Questo è il secondo incidente mortale nel 2015 che si verifica nello stabilimento pugliese. L’Ilva ha aperto un’inchiesta per accertare eventuali responsabilità e ha sospeso cautelativamente le attività del cantiere in cui operava l’impresa in attesa che le indagini chiariscano quanto accaduto.
“Di fronte a simili tragedie – ha spiegato il segretario generale dell’Ugl, Francesco Paolo Capone -, occorre guardare in faccia la realtà: in Italia, e non solo, si muore e ci si ammala sul lavoro, perché la sicurezza e la salute non vengono valutate concretamente come indici di civiltà, di crescita e di progresso di ogni Paese”.
Cordoglio e vicinanza ai parenti della vittima è stata espressa dal segretario generale dell’Ugl Metalmeccanici, Antonio Spera che ha richiamato con urgenza “alla necessità di intensificare le misure a tutela della salute e della sicurezza nei luoghi di lavoro, evidentemente ancora non sufficienti. Serve un impegno proattivo da parte delle istituzioni, a partire dalla promozione di maggiori controlli e ispezioni sul territorio, che invece sono a rischio riduzione a causa delle norme del Jobs Act, così come bisogna incentivare la prevenzione nei luoghi di lavoro e nelle scuole, dove si formano lavoratrici e lavoratori di domani”.
Il Presidente della Regione Puglia, Michele Emiliano, si appella al Governo: “occorre impartire, anche attraverso decreto legge se fosse necessario, direttive al management dell’Ilva per assicurare
sicurezza del lavoro per chiunque valichi i cancelli della fabbrica. Visto che la magistratura – non ha più potere di immediato sequestro preventivo degli impianti insicuri, occorre che sia la legge stessa a sostituire i poteri della magistratura che sono stati affievoliti, impartendo regole di comportamento a chi attualmente ha l’onere di gestire la fabbrica per conto del governo”.
Secondo Capone uno dei problemi è legato alla “semplificazione in questa delicata materia, così come al riordino dei servizi ispettivi in chiave di risparmio che rischiano di produrre un pericoloso ridimensionamento delle professionalità e delle azioni deputate al controllo e alla prevenzione”.

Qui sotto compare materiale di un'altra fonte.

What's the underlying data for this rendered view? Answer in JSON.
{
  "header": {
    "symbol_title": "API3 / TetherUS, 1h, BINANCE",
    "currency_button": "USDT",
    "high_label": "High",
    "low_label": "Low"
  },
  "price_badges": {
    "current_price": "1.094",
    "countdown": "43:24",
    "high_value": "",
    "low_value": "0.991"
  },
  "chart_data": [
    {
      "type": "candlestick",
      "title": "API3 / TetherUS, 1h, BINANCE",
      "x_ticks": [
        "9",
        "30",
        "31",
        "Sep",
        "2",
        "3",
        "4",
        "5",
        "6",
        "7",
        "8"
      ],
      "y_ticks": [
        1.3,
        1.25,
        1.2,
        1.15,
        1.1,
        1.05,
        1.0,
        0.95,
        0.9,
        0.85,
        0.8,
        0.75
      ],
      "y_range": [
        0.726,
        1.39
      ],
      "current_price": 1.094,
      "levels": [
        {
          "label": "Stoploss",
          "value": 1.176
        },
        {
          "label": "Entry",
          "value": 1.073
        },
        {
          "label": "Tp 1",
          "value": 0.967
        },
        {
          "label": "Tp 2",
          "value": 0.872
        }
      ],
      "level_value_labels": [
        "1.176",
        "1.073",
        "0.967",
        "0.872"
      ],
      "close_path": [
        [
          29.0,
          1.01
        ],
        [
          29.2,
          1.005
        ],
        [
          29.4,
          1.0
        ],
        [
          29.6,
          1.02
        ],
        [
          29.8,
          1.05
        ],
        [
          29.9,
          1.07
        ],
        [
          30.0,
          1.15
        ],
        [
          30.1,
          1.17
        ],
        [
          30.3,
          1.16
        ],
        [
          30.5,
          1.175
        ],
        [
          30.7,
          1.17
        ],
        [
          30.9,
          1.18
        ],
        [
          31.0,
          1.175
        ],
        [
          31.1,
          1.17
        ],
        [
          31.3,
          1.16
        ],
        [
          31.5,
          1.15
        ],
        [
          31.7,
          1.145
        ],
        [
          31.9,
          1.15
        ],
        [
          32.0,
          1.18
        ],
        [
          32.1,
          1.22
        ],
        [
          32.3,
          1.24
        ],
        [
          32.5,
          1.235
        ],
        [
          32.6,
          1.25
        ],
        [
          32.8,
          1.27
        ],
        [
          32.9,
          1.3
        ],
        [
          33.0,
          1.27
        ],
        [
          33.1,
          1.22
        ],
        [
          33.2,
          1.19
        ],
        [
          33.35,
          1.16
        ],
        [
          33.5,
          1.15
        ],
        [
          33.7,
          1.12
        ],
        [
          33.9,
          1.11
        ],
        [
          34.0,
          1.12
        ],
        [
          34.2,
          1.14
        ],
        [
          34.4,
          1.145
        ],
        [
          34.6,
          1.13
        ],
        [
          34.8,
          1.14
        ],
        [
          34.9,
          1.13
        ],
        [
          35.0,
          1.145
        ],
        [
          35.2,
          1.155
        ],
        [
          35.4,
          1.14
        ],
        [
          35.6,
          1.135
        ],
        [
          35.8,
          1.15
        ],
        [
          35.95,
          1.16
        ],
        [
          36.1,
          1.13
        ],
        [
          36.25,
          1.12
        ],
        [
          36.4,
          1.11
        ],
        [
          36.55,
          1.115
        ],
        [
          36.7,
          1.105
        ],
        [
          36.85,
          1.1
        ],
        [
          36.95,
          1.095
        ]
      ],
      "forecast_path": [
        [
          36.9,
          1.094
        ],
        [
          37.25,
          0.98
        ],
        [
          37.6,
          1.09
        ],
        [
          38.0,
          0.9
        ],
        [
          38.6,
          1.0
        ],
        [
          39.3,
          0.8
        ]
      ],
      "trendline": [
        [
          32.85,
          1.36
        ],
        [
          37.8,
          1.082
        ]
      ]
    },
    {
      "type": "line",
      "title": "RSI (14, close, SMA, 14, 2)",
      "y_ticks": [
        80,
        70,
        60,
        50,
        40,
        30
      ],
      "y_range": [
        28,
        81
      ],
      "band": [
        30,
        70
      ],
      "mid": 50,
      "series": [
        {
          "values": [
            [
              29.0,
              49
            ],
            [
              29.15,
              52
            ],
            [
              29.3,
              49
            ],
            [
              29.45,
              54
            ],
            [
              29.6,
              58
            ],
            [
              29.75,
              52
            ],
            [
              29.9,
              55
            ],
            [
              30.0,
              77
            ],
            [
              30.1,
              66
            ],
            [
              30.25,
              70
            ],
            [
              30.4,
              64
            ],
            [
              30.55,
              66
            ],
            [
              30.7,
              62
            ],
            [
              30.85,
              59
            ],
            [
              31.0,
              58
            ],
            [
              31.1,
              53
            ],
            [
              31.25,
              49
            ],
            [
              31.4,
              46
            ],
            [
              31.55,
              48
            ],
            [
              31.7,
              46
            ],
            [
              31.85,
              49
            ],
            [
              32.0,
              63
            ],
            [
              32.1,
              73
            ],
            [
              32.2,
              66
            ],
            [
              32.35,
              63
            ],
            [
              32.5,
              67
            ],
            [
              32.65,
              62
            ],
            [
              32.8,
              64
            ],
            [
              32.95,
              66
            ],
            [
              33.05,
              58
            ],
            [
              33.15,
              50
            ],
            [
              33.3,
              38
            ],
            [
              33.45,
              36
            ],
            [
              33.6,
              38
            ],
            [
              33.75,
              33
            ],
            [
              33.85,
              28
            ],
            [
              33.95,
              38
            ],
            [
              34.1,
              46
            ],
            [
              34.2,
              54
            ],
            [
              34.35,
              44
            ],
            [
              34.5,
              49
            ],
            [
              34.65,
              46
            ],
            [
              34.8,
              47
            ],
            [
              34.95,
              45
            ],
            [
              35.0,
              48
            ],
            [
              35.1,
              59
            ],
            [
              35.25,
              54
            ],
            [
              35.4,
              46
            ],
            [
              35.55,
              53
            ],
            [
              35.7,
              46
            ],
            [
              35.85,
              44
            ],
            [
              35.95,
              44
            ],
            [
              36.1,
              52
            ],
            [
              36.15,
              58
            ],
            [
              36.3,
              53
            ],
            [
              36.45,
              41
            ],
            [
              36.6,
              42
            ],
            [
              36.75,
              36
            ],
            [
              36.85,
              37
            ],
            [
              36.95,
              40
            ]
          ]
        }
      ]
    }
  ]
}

A luglio l’Inail aveva certificato che nel 2014 sono state controllate 23.260 aziende e l’87,5% è risultato irregolare. Dati che per il segretario generale dell’Ugl non vanno dimenticati e che dimostrano come “a livello europeo siamo ancora lontani nel raggiungimento di standard comuni nelle politiche di prevenzione e questo, per noi dell’Ugl, resta un indice di inciviltà”.